The Kremlin on Thursday slammed US attempts to "stoke tensions" by flying nuclear-capable bombers near its borders after a series of prior close encounters over the Baltic Sea.
This after the US Air Force starting late last week deployed no less than six nuclear-capable B-52 bombers to Europe for what it described as "theater integration and flying training" with regional NATO allies and partners.
The training missions are set to occur at various locations across Europe, but on Monday the operation riled Moscow due to four B-52s conducting "flights to several places in Europe, including to the Norwegian Sea, the Baltic Sea/Estonia and the Mediterranean Sea/Greece," according to an Air Force statement.

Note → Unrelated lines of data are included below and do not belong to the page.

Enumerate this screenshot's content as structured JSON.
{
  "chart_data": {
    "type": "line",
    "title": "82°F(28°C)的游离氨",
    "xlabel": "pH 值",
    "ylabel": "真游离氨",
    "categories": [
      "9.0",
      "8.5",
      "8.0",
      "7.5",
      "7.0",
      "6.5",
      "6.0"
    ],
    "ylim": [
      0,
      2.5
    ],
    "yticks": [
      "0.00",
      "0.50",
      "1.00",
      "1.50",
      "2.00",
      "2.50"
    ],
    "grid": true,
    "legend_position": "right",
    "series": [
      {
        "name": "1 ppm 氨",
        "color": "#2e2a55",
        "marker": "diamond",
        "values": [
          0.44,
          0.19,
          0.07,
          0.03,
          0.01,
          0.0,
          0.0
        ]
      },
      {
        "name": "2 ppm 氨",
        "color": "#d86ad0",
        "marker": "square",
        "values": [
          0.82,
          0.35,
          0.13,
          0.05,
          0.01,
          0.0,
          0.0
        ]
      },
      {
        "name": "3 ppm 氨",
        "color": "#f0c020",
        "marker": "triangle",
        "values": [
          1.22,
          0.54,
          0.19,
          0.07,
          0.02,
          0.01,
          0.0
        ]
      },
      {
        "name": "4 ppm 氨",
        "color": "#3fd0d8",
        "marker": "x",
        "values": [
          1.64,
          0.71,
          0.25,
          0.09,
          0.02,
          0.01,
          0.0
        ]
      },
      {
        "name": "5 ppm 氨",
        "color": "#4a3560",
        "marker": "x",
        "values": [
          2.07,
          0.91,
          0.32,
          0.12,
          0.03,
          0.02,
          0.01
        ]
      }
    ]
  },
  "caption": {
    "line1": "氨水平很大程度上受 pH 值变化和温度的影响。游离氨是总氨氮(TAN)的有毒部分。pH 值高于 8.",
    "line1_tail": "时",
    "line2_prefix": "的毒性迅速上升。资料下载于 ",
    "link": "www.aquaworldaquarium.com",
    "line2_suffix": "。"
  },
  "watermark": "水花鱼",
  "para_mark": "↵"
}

US Baltic operations puts American and Russian planes in dangerously close vicinity as there's been a recent spate of instances over the past year where Russian intercepts of US flights have resulted in heightening rhetoric coming from each side.
For example, in November, the US complained about an "unsafe" intercept of a plane by an Su-27. As video of that incident showed the Su-27 made a pass directly in front of the mission aircraft. Moscow insisted that the pass was indeed safe; however, the Pentagon has consistently condemned the Russian intercepts as "unsafe" and "unprofessional".
Two weeks ago the Russian Defense Ministry (MoD) released stunning footageof yet another intercept of a US spy plane over the waters of the Baltic Sea near the Russian border which occurred on an unknown date.
No intercept or any close encounters resulted from Thursday's events, but it suggests the two sides are increasingly willing to play chicken as "red lines" are continually crossed, and this further following this week's NATO condemnations of Russian"wide-ranging military buildup in Crimea" upon Moscow celebrations of the fifth anniversary of Russia’s annexation of Crimea from Ukraine. Western media dubbed the events Putin's "Crimean annexation party".
The US National Security Council on Monday echoed this sentiment, reiterating in a statement that the Crimean situation "continues to pose a threat to our regional allies."
Russia’s Defense Ministry acknowledged of Thursday's B-52 bomber incident that the pair of Russian gets had returned to base without getting close to the American planes.
Kremlin spokesman Dmitry Peskov told reporters “In general, I will limit myself to only saying that of course such actions by the United States do not lead to a strengthening of an atmosphere of security and stability in the region that directly adjoins Russia’s borders,” and he added: “On the contrary, they create additional tensions.”